A significant step has been taken towards blockchain technology helping asset managers to distribute funds more efficiently and improving client experience.

For the first time, fund shares have been purchased using digital ledger technology and smart contracts on the FundsDLT platform. Some of the biggest names in the industry are working to bring this Luxembourg-based project to market.

New technology will help asset managers attract new clients; distribution costs need to fall, and investor experience at the point of sale must improve. Achieving efficiencies requires a reshaping of the way orders are collected and processed. Cross-border fund distribution is a complex business, made tougher still by increasing regulatory demands, but streamlining the morass of point-to-point communication channels with blockchain could result in substantial improvements.

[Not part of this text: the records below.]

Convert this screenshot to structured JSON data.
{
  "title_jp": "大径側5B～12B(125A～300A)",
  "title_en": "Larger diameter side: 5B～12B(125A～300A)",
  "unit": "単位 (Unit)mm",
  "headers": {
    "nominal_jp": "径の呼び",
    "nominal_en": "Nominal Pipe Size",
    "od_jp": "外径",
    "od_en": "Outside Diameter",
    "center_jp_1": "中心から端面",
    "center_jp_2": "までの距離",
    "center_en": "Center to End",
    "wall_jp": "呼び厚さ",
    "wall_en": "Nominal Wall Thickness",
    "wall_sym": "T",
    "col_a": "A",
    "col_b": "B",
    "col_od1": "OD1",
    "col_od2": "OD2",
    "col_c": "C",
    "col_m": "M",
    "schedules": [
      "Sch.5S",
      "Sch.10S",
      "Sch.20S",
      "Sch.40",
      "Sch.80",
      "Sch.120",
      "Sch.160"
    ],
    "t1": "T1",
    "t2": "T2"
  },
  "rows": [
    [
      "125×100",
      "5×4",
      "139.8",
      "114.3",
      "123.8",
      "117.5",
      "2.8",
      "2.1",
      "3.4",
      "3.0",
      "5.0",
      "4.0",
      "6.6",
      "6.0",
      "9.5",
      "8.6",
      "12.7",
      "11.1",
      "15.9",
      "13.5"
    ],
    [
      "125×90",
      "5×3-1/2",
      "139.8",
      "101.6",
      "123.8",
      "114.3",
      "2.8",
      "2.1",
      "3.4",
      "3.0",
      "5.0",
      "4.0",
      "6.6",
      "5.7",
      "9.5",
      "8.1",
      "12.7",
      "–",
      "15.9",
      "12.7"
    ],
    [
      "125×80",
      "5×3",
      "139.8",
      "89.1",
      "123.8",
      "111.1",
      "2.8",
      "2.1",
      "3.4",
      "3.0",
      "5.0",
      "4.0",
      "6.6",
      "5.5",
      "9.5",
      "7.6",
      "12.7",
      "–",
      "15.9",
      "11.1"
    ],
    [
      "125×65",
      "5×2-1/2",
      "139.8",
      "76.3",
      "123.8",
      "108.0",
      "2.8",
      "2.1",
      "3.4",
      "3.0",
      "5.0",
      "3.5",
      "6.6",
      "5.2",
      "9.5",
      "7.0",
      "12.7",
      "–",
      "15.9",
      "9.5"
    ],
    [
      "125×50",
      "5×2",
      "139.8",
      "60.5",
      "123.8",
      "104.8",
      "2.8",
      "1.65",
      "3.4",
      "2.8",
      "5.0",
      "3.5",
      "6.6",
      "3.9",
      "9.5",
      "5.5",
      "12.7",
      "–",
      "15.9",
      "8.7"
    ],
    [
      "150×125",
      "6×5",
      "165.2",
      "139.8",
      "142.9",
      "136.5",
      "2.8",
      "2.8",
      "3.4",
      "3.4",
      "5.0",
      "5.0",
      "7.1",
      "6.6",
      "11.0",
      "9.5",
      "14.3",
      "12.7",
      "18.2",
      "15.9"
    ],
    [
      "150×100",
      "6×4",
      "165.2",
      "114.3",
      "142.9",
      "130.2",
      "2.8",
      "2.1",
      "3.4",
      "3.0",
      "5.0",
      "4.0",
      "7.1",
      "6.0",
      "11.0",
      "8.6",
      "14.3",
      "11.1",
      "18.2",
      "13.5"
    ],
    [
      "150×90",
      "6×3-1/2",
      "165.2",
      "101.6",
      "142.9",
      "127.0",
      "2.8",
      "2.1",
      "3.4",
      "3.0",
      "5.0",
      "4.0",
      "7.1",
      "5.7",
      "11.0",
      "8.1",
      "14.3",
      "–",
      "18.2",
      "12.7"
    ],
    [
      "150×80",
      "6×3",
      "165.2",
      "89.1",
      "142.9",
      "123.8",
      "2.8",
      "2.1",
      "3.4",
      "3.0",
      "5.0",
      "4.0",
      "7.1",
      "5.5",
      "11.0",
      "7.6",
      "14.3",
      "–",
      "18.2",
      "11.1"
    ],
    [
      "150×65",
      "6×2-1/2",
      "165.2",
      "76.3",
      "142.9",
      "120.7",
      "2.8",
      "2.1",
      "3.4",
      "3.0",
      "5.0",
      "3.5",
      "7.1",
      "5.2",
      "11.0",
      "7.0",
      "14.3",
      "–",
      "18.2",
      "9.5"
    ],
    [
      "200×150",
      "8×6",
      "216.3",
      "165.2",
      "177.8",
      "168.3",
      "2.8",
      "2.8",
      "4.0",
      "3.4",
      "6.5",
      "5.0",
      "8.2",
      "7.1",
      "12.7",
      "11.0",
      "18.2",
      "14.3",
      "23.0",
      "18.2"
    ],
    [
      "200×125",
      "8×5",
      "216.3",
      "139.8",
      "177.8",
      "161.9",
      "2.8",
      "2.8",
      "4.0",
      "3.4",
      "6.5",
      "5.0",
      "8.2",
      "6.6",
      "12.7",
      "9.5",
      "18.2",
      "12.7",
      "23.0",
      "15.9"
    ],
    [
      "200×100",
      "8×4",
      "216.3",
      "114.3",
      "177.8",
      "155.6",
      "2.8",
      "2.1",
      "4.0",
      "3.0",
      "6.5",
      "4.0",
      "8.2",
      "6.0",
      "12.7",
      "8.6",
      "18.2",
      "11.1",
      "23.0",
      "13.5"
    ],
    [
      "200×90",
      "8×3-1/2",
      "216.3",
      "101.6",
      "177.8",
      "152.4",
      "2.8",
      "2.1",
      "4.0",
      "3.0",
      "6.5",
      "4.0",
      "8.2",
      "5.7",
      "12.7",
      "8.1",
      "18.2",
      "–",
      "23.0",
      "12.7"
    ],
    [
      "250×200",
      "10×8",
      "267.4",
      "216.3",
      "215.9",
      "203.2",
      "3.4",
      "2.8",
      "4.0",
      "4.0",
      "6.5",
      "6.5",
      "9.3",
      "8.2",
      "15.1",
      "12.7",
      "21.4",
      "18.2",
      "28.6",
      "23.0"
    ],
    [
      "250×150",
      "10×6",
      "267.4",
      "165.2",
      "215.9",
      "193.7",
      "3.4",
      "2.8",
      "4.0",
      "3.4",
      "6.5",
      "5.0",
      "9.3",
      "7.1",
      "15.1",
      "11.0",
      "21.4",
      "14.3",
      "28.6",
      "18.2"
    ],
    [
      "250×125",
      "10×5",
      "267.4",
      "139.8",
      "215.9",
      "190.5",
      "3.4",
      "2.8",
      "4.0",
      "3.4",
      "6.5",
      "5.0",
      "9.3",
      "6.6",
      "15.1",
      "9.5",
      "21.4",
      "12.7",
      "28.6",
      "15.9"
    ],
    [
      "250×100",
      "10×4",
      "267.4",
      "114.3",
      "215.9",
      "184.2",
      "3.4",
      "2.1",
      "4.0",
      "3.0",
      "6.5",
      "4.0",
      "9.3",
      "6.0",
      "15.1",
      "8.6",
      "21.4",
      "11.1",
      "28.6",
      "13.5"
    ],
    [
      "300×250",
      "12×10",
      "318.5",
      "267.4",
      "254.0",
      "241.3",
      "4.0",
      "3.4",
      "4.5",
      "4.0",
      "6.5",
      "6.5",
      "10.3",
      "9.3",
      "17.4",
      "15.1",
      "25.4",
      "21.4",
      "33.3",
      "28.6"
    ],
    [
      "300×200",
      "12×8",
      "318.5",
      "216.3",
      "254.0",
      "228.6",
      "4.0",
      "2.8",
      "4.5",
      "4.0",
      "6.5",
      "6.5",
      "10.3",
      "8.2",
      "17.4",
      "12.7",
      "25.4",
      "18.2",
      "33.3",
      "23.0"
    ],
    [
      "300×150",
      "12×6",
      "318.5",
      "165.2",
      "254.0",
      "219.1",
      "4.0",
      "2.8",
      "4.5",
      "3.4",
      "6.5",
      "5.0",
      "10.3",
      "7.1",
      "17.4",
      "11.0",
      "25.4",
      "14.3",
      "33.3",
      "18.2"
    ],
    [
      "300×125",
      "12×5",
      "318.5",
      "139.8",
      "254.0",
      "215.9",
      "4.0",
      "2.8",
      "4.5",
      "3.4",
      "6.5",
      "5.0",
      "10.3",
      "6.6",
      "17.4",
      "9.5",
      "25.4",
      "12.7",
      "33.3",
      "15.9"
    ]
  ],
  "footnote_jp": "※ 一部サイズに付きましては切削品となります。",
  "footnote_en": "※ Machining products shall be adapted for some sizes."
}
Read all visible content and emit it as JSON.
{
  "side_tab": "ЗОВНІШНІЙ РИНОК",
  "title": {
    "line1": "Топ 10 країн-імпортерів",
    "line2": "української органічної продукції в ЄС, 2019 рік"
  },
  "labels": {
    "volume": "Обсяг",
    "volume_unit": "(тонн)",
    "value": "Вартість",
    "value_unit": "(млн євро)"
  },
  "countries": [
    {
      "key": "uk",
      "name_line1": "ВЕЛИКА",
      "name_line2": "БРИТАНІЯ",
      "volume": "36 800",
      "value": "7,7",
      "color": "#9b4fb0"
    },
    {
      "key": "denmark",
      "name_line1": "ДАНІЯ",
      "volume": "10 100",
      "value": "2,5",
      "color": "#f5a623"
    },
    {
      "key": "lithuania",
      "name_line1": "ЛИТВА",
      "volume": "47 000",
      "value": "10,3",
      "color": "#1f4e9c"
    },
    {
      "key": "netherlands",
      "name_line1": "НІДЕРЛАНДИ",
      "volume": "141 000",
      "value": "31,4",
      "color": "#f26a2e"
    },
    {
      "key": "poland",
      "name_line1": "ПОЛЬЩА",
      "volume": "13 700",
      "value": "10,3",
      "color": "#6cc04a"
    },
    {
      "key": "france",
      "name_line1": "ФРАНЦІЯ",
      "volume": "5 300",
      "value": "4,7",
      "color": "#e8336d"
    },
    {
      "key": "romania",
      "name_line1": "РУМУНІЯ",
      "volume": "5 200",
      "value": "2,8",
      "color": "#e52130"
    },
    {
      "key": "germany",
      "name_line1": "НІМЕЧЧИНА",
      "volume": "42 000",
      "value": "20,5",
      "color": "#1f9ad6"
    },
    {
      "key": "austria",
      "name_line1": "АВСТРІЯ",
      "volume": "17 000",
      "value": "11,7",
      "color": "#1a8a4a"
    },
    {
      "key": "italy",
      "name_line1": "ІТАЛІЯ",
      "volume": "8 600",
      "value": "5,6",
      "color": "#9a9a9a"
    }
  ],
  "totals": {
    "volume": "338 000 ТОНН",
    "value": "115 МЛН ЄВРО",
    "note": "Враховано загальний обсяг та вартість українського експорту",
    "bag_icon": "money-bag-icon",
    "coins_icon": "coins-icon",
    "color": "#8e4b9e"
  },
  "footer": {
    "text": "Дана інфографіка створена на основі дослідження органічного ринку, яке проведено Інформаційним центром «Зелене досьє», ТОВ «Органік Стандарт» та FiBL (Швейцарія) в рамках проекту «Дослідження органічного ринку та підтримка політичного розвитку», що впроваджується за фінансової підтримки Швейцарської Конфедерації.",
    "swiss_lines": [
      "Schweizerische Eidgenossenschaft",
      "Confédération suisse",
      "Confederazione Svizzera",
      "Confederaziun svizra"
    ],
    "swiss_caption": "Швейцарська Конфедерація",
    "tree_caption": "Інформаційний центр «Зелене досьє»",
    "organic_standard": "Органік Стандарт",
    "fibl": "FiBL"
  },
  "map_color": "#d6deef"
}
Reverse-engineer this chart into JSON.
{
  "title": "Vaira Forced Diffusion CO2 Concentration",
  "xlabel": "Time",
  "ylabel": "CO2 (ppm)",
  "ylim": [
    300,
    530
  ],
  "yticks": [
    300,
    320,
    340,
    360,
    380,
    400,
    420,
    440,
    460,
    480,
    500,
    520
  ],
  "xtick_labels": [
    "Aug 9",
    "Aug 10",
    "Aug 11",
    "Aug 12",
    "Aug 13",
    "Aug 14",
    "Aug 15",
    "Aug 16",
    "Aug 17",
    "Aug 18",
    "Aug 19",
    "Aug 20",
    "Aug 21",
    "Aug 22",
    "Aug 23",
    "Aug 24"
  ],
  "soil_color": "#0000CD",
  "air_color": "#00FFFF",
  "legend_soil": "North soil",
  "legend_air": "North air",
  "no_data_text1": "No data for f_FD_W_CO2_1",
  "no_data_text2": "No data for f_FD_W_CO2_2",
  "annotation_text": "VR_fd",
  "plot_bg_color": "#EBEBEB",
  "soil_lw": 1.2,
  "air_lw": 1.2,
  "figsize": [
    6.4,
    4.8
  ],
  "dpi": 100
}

Maxime Aerts, Chief Operating Officer, Fundsquare

Maxime Aerts

Chief Operating Officer, Fundsquare

Creating critical mass on a blockchain platform would open the way for innovations such as sophisticated analytics that could extract value from the mass of data

Sophisticated ecosystem

The mutualisation of data sharing and order processing through a central counterparty already helps to simplify matters, and blockchain technology can take this to the next level. It would help create a decentralised but unified ecosystem of activities related to transfer agency, custody, distribution, settlement, and clearing. This would feature connectivity and transactions executed automatically using smart contracts, including links to know-your-customer (KYC) hubs for quick client identification and onboarding.

The system will enable stakeholders to develop applications and products that would improve the customer experience by digitalising interactions. For example, through a user-friendly interface, an investor would apply to purchase fund shares, provide KYC-related information and then supply cash through a digitalised token. Transfer agents would then validate the KYC requirements and order acceptance, while an asset manager could see inflows and outflows in the registrar in real time. Once the net asset value has been published, the settlement process would be executed instantaneously.

Proof of concept

These are still early days, but the full potential was demonstrated over the FundsDLT platform on 5 July. Fund shares and cash changed hands for the first time on this blockchain-powered private distribution system as Natixis Asset Management successfully sold a range of fund shares with subscription orders made using a mobile app and transmitted automatically to FundsDLT. This information was then accessed by Natixis AM and other interested parties, including the transfer agent CACEIS, which then was able to approve or decline the applications.


Following approval, the clearing and settlement process was triggered. All this interaction took place on FundsDLT, and the cash and payment process was then handled using a related specialised online payments solution.


DLT stands for distributed ledger technology, a peer-to-peer network on which time-stamped records can be made visible to all users. It is the technology that powers blockchain and thus crypto-currencies. These ledgers can be public and viewable by anyone (as is the case with bitcoin and the rest), or they can be limited to a specified number of users.


FundsDLT is being developed by Fundsquare, the Luxembourg-based investment fund order routing and information services specialist; InTech, an IT solutions firm; and consultants KPMG Luxembourg. Testing is also being aided by some of the biggest names in the industry.


Following the successful completion of the first transactions, the team is now looking to make the system more robust, as well as investigating other uses and applications.

New possibilities

What other types of efficiency gains may be possible with this Blockchain ecosystem? Smart contracts enable operations to be enacted automatically without human intervention, when certain conditions are met. FundsDLT features three smart contracts, including an order management system (OMS) smart contract that could govern order routing and the creation of investor accounts.

This would route the order from the investor to the transfer agent and execute the delivery-versus-payment of shares against cash on the transfer agent and investor accounts.

Then there are cash central counterparty-clearing smart contracts, with FundsDLT directing cash movements that mirror the clearer account on blockchain. Transfer agency smart contracts could create shares on the transfer agency account on the blockchain, for use by the OMS smart contracts.

Creating critical mass on a blockchain platform would also open the way for innovations such as sophisticated analytics that could extract value from the mass of data. This new approach will also incentivise players to add value, particularly for transfer agency functions. Similar opportunities will open up regarding order processing, cash management, transfers, payments, KYC and due diligence, correction of related errors, and more. The potential for new value adding services from greater mutualisation is vast.

Since FundsDLT was launched in December 2016, the concept behind it has been proven, and development and testing will continue, with the planned implementation of an industrialised product due in 2018. This could be the efficiency and flexibility breakthrough the fund industry has been waiting for.